The cult of the football manager shows no sign of abating.
We have long been obsessed with the men in long coats who patrol the technical area, readily taking the adulation and vitriol that comes their way depending on the success or failure of the 11 players they have selected.
These men who, win or lose, must face the TV, radio and newspapers after a match to explain every decision.
And in these men we place our faith; a good one we feel can transform the fortunes of our clubs, a bad one can send us spiralling down the leagues.
They come in all shapes and sizes: experienced and wise or young and dynamic; suited and booted or tracksuit and muddy boots; noisy and demonstrative or circumspect and cerebral; tanned and exotic or craggy and grey.
And, at the top level, all are paid well, all have a privileged lifestyle and, I’m sure if you asked their employers, all have massive egos.
But, in reality, what difference do they actually make?
In one episode of The Footballers Football Show on Sky Sports, we explored the use of statistics in football.
Coincidentally, Sam Allardyce, then in charge of West Ham, was part of our panel, knowing as we did how much he relied on numbers to analyse the game.
Alongside Sam was an academic called Chris Anderson – recently appointed as chief executive of Coventry City – author of a fascinating book on statistics in football called The Numbers Game.
In the programme, we learnt that the value of clean sheets over the course of a season outweighed scoring a goal, which Sam heartily agreed with, along with the emphasis Allardyce placed on “entries into the final third”.
There were other revelations too, such as the fact that, based on their success rate, attacking corners were largely a waste of time and some managers, Roberto Martinez being one, saw defending corners as a prime opportunity to launch a counter-attack.
But most interesting was Anderson’s agreement with a conclusion reached in another book, Soccernomics, that football managers make only 10 per cent difference to a team’s fortunes.

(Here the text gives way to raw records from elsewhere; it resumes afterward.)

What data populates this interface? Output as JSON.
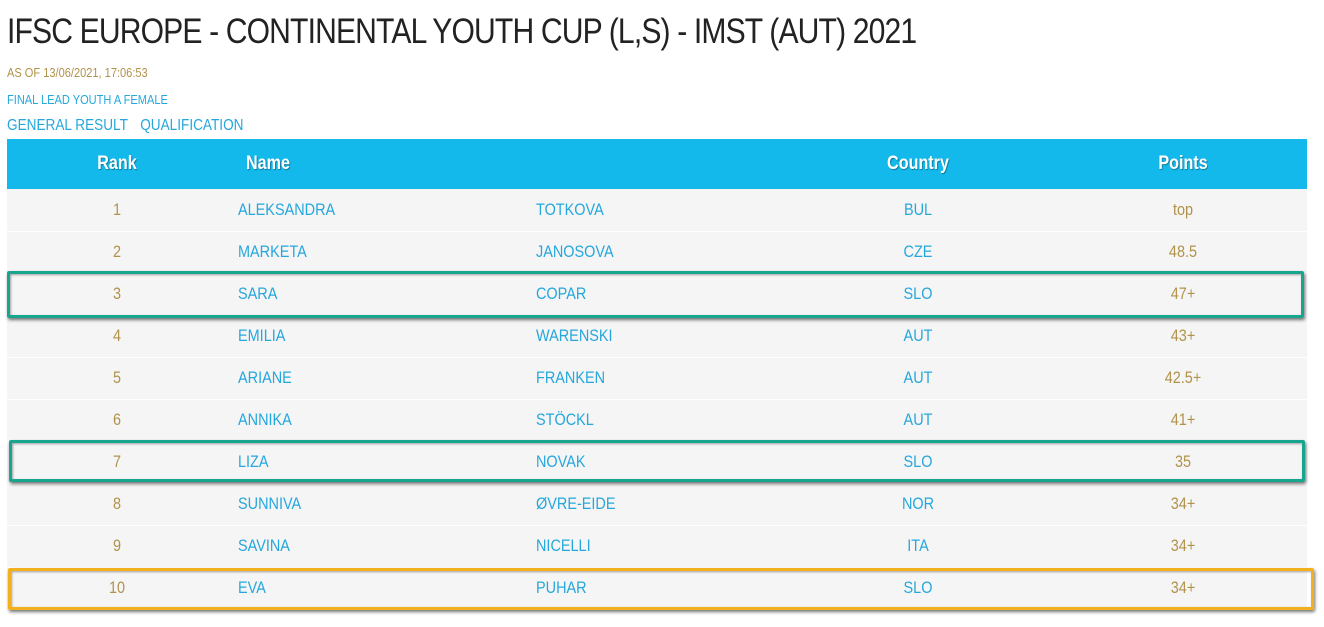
{
  "header": {
    "title": "IFSC EUROPE - CONTINENTAL YOUTH CUP (L,S) - IMST (AUT) 2021",
    "as_of": "AS OF 13/06/2021, 17:06:53",
    "event": "FINAL LEAD YOUTH A FEMALE",
    "nav": [
      "GENERAL RESULT",
      "QUALIFICATION"
    ]
  },
  "table": {
    "columns": {
      "rank": "Rank",
      "name": "Name",
      "country": "Country",
      "points": "Points"
    },
    "rows": [
      {
        "rank": "1",
        "first": "ALEKSANDRA",
        "last": "TOTKOVA",
        "country": "BUL",
        "points": "top"
      },
      {
        "rank": "2",
        "first": "MARKETA",
        "last": "JANOSOVA",
        "country": "CZE",
        "points": "48.5"
      },
      {
        "rank": "3",
        "first": "SARA",
        "last": "COPAR",
        "country": "SLO",
        "points": "47+"
      },
      {
        "rank": "4",
        "first": "EMILIA",
        "last": "WARENSKI",
        "country": "AUT",
        "points": "43+"
      },
      {
        "rank": "5",
        "first": "ARIANE",
        "last": "FRANKEN",
        "country": "AUT",
        "points": "42.5+"
      },
      {
        "rank": "6",
        "first": "ANNIKA",
        "last": "STÖCKL",
        "country": "AUT",
        "points": "41+"
      },
      {
        "rank": "7",
        "first": "LIZA",
        "last": "NOVAK",
        "country": "SLO",
        "points": "35"
      },
      {
        "rank": "8",
        "first": "SUNNIVA",
        "last": "ØVRE-EIDE",
        "country": "NOR",
        "points": "34+"
      },
      {
        "rank": "9",
        "first": "SAVINA",
        "last": "NICELLI",
        "country": "ITA",
        "points": "34+"
      },
      {
        "rank": "10",
        "first": "EVA",
        "last": "PUHAR",
        "country": "SLO",
        "points": "34+"
      }
    ]
  },
  "colors": {
    "header_bg": "#14b9ec",
    "link_blue": "#25a7dd",
    "gold_text": "#b1924a",
    "highlight_green": "#17a58e",
    "highlight_yellow": "#f2b01e"
  }
}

That is to say if your club won 50 points one season, a good manager could get you to 55 the following season and a bad one would still make it to 45.
Sunderland would be a case in point. From Martin O’Neill through to Paolo Di Canio, Gus Poyet and Dick Advocaat, our fortunes haven’t really altered.
As Ellis Short has discovered, changing a manager can have a short-term impact, but nothing changes in the long-term.
A study by Sunderland fan Dr Sue Bridgewater, who lectures the next generation of bosses for the League Managers Association, confirmed just that: generally a change in manager produces a brief upturn, but results soon plateau to the average points return of their predecessor.
It doesn’t stop clubs trying though: a third of Championship teams have already sacked their managers this season.
Of course, there are always exceptions and sadly Sunderland face one such on Monday night when they take on Crystal Palace, who have been transformed by Alan Pardew.
Last season, they were stumbling blindly towards relegation under Neil Warnock, but now they look a different team, largely with the same personnel.
Pardew has built a side with the emphasis on a powerful defence and rapier-like pace going forward.
He persuaded Yohan Cabaye to return to the Premier League and his class is helping them become more than the counter-attacking team they’ve been labelled.
The Palace owner, Steve Parrish, would argue that the foundations were already in place and it just needed the right manager to unlock their potential; it certainly appears to be a very well-run club these days, but Pardew has proved to be the perfect fit.
So let me return to Sunderland; are all those who’ve failed at the Stadium of Light bad managers or, as Gus Poyet famously said, is there something rotten at the club which no manager can fix?
On Monday night, I was in Dublin to witness the Republic of Ireland qualify for Euro 2016 and see Martin O’Neill hailed a hero.
You can see the old sparkle is back in his eyes and you can feel his energy and drive again on the touch line; you can see how much his players want to win for him.
But not even O’Neill’s alchemy could affect change at the club he grew up supporting.
Nor could the passion of Paolo, the possession play of Poyet or the guile of Advocaat.
As a disciple of statistics, Sam Allardyce is only too aware of how difficult the challenges are ahead.
To succeed, he must buck the trend and remind us why we put so much faith in the man on the touchline. But if he fails is it really his fault?